Le FDR réclame l'annulation de son mandat de député

Le Front pour la défense de la démocratie et de la République (FDR) conteste la présence d'Ousmane Sonko à l'Assemblée nationale et réclame l'annulation de son mandat de député. Dans une déclaration rendue publique hier, la coalition estime que les dispositions ayant permis son retour à l'hémicycle sont contraires à la Constitution et au Code électoral, tout en appelant à une mobilisation pour défendre les institutions républicaines.
Le Front pour la défense de la démocratie et de la République (FDR) hausse le ton dans le débat autour de la présence d'Ousmane Sonko à l'Assemblée nationale. Dans une déclaration rendue publique hier, la Conférence des leaders de cette coalition politique estime que le président de l'Assemblée nationale occupe illégalement son siège de député et appelle à son retrait de l'hémicycle. Le FDR dit se réjouir de la mobilisation des partis politiques, mouvements citoyens et acteurs de la société civile qui se sont élevés contre ce qu'il qualifie de « tentative de coup d'État parlementaire » de la part du parti Pastef. La coalition rappelle qu'une déclaration signée par 147 partis et mouvements politiques avait été publiée le 24 mai dernier pour dénoncer cette situation.
Elle salue également la décision des députés de l'opposition de saisir le Conseil constitutionnel afin de contester la légalité du processus ayant permis à Ousmane Sonko de retrouver un siège à l'Assemblée nationale après son départ du gouvernement. Au cœur de la contestation du FDR figure l'interprétation des dispositions du Code électoral et de la Constitution relatives au mandat parlementaire des membres du gouvernement.

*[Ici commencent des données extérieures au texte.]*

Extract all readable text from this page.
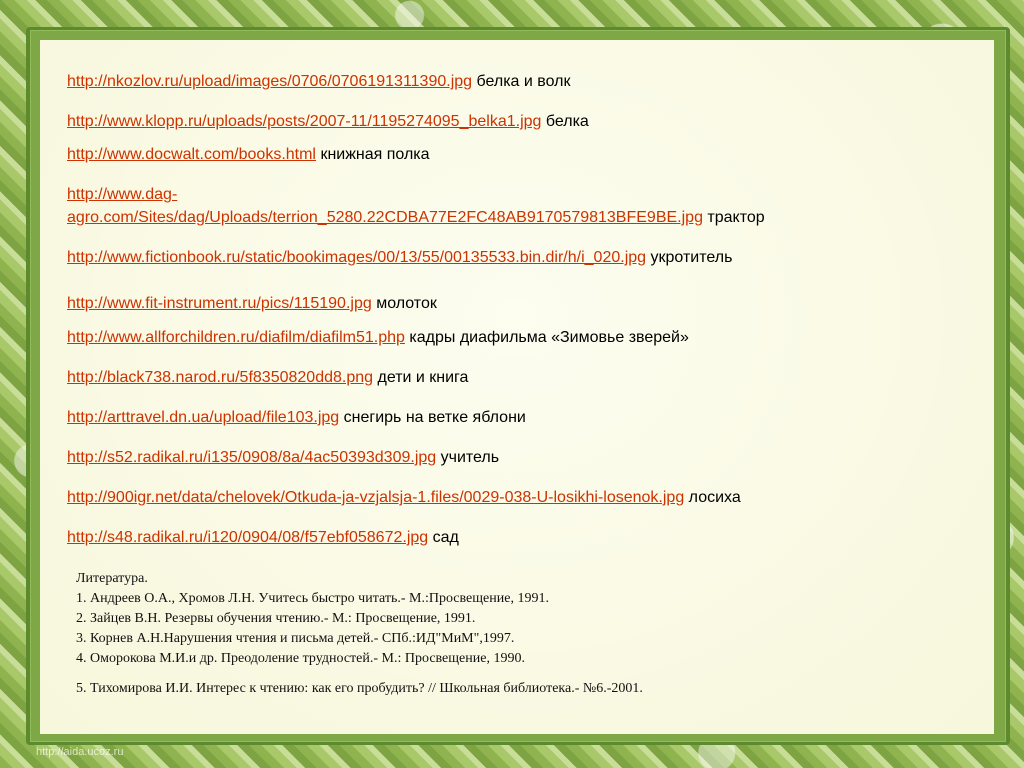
http://nkozlov.ru/upload/images/0706/0706191311390.jpg белка и волк
http://www.klopp.ru/uploads/posts/2007-11/1195274095_belka1.jpg белка
http://www.docwalt.com/books.html книжная полка
http://www.dag-
agro.com/Sites/dag/Uploads/terrion_5280.22CDBA77E2FC48AB9170579813BFE9BE.jpg трактор
http://www.fictionbook.ru/static/bookimages/00/13/55/00135533.bin.dir/h/i_020.jpg укротитель
http://www.fit-instrument.ru/pics/115190.jpg молоток
http://www.allforchildren.ru/diafilm/diafilm51.php кадры диафильма «Зимовье зверей»
http://black738.narod.ru/5f8350820dd8.png дети и книга
http://arttravel.dn.ua/upload/file103.jpg снегирь на ветке яблони
http://s52.radikal.ru/i135/0908/8a/4ac50393d309.jpg учитель
http://900igr.net/data/chelovek/Otkuda-ja-vzjalsja-1.files/0029-038-U-losikhi-losenok.jpg лосиха
http://s48.radikal.ru/i120/0904/08/f57ebf058672.jpg сад
Литература.
1. Андреев О.А., Хромов Л.Н. Учитесь быстро читать.- М.:Просвещение, 1991.
2. Зайцев В.Н. Резервы обучения чтению.- М.: Просвещение, 1991.
3. Корнев А.Н.Нарушения чтения и письма детей.- СПб.:ИД"МиМ",1997.
4. Оморокова М.И.и др. Преодоление трудностей.- М.: Просвещение, 1990.
5. Тихомирова И.И. Интерес к чтению: как его пробудить? // Школьная библиотека.- №6.-2001.
http://aida.ucoz.ru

Selon la coalition, l'article LO172 du Code électoral prévoit qu'un ministre élu député perd son mandat parlementaire s'il ne démissionne pas du gouvernement dans un délai de huit jours. Le FDR soutient qu'Ousmane Sonko ne peut se prévaloir des dispositions introduites dans le règlement intérieur de l'Assemblée nationale pour retrouver un siège de député.
Les signataires de la déclaration estiment en effet que la modification du règlement intérieur opérée par la majorité parlementaire ne saurait se substituer à une loi organique, seule habilitée, selon eux, à organiser les conditions de retour d'un membre du gouvernement à l'Assemblée nationale. Pour le FDR, cette réforme constituerait une violation de la Constitution, du Code électoral ainsi que du règlement intérieur lui-même. La coalition appelle en conséquence à l'annulation de l'acte ayant permis l'installation d'Ousmane Sonko à l'Assemblée nationale. Elle considère que celui-ci « ne saurait être député » et demande que les institutions compétentes tirent les conséquences juridiques de cette situation.
Le FDR rejette par ailleurs les déclarations du leader de Pastef établissant un lien entre la saisine du Conseil constitutionnel par l'opposition parlementaire et une éventuelle volonté du président de la République de l'écarter de la scène politique. Estimant que l'enjeu dépasse les clivages partisans, la coalition affirme mener un combat pour « la préservation de la démocratie et de la République » et appelle les forces vives de la nation à s'accorder sur un plan d'actions visant à empêcher ce qu'elle considère comme une violation des lois et des institutions du pays.
Cette nouvelle sortie du FDR intervient alors que le Conseil constitutionnel est appelé à se prononcer sur la conformité des dispositions contestées. La décision de la haute juridiction est attendue avec intérêt tant par la majorité que par l'opposition, dans un contexte marqué par de vives tensions autour de l'interprétation des règles régissant les rapports entre le gouvernement et l'Assemblée nationale.